MONTREAL — The St-Raphaël Palliative Care Home and Day Center and the Dr Clown Foundation recently announced a new collaboration with the aim of exploring the therapeutic potential of clowns in a palliative care context.
Although its artists are associated with sick children in the popular imagination, this foray by the Dr. Clown Foundation into the field of palliative care is not necessarily new, recalled its co-founder, Melissa Holland.
“We have always operated in CHSLDs, therefore with the elderly, so it is certain that we have experienced several moments of palliative care, end of life, for people who live in long-term care environments” , she explained.
Two artists from the foundation wanted to “refine this moment of life which is truly distinct” with someone who has cognitive loss or who is in an institution. “What is special about this reality? Is there anything else the clown can get,” Ms.
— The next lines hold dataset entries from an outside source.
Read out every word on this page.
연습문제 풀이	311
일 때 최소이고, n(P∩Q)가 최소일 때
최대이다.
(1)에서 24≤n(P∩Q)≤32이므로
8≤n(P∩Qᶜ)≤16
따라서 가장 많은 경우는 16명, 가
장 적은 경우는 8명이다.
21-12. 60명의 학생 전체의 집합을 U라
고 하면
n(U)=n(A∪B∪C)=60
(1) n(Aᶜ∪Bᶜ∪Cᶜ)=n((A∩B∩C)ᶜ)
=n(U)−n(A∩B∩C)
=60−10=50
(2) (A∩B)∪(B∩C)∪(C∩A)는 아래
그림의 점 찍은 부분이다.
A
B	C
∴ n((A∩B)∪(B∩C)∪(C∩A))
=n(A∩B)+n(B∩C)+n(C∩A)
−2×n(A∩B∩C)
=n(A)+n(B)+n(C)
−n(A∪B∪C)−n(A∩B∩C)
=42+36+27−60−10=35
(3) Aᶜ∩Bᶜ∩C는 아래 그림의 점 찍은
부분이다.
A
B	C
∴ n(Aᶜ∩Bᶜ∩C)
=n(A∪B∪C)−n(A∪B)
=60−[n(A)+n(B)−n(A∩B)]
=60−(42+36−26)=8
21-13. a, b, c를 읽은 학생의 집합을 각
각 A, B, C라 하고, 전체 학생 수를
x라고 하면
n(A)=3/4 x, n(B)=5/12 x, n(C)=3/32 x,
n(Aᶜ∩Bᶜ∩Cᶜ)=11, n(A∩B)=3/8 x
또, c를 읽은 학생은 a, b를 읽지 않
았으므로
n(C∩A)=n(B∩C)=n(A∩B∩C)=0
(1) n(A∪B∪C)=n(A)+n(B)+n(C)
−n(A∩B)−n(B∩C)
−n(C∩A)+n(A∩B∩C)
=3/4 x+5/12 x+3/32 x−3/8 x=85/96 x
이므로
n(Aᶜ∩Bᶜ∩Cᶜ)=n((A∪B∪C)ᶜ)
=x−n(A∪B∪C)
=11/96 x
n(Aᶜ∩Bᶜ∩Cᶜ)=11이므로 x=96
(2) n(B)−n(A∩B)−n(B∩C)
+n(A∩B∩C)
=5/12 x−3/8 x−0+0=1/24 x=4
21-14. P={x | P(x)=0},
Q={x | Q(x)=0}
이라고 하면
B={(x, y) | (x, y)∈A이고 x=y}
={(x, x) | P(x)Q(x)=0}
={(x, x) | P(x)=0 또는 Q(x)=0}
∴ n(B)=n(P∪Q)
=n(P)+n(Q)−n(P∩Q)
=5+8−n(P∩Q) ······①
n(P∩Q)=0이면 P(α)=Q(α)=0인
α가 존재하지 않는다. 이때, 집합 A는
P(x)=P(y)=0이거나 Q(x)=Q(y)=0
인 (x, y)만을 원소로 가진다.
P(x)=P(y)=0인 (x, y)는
Holland said.
In 2018, the organization carried out a pilot project with people at the end of their lives in CHSLDs, which then led to a deployment in different establishments of artists from the Dr Clown Foundation.
Dr Clown’s therapeutic clowns visited the beneficiaries of Maison St-Raphaël for the first time in October 2024, and their fortnightly visits will continue until June 2025.
Maison St-Raphaël joins the Jewish Hospital of Montreal, Mount Sinai Hospital and Marie-Clarac Hospital among the Montreal establishments visited by therapeutic clowns.
“It was definitely something that interested us and intrigued us,” said the director of therapeutic services at Maison St-Raphaël, Véronique Després. When the Dr Clown Foundation approached us, we were really interested in trying the experiment.”
A different approach
It’s one thing to enter into a relationship with a sick child who, even if he or she isn’t doing very well right now, has a good chance of coming home one day, Ms. Holland said.
It’s quite another to enter into a relationship with an adult whose days are numbered.
“It’s an almost sacred moment,” she said. We are always sensitive to the reality of the end of life. When we knock on the door and ask if we can come in, we are very aware that a refusal is also okay, that it is not a good time. We don’t insist.”
Especially, she recalled, that the foundation’s clowns do not show up on site dressed in psychedelic costumes, decked out in enormous wigs and heavily made-up. “We are dressed as travelers, as if we were accompanying people who are going on the greatest journey of their lives,” Ms. Holland said.
An intervention by clowns in a palliative care context “can make a big difference and even give rise to unforgettable moments,” confided Ms. Després.
“We observe something playful, and even poetic, in their intervention with customers,” she said. People often think that palliative care is a sad and dark place. But we can laugh, even at the end of life. I would even say that there is room for joy, and I think that the intervention of the clowns brings that too.
A hospice, she added, “is a living environment.” The simple fact of coming across the clowns in the corridors or in the dining room “has a very significant impact within the team”.
The end of life is such a delicate moment, said Ms. Després, that it cannot be reduced to the doctor who arrives with his medication or the nurse who comes to provide comfort care.
“It takes an interdisciplinary approach,” she explained. You have to imagine a guitar with several strings, and each string is important to play a melody. Clowns will be a new string to our guitar.”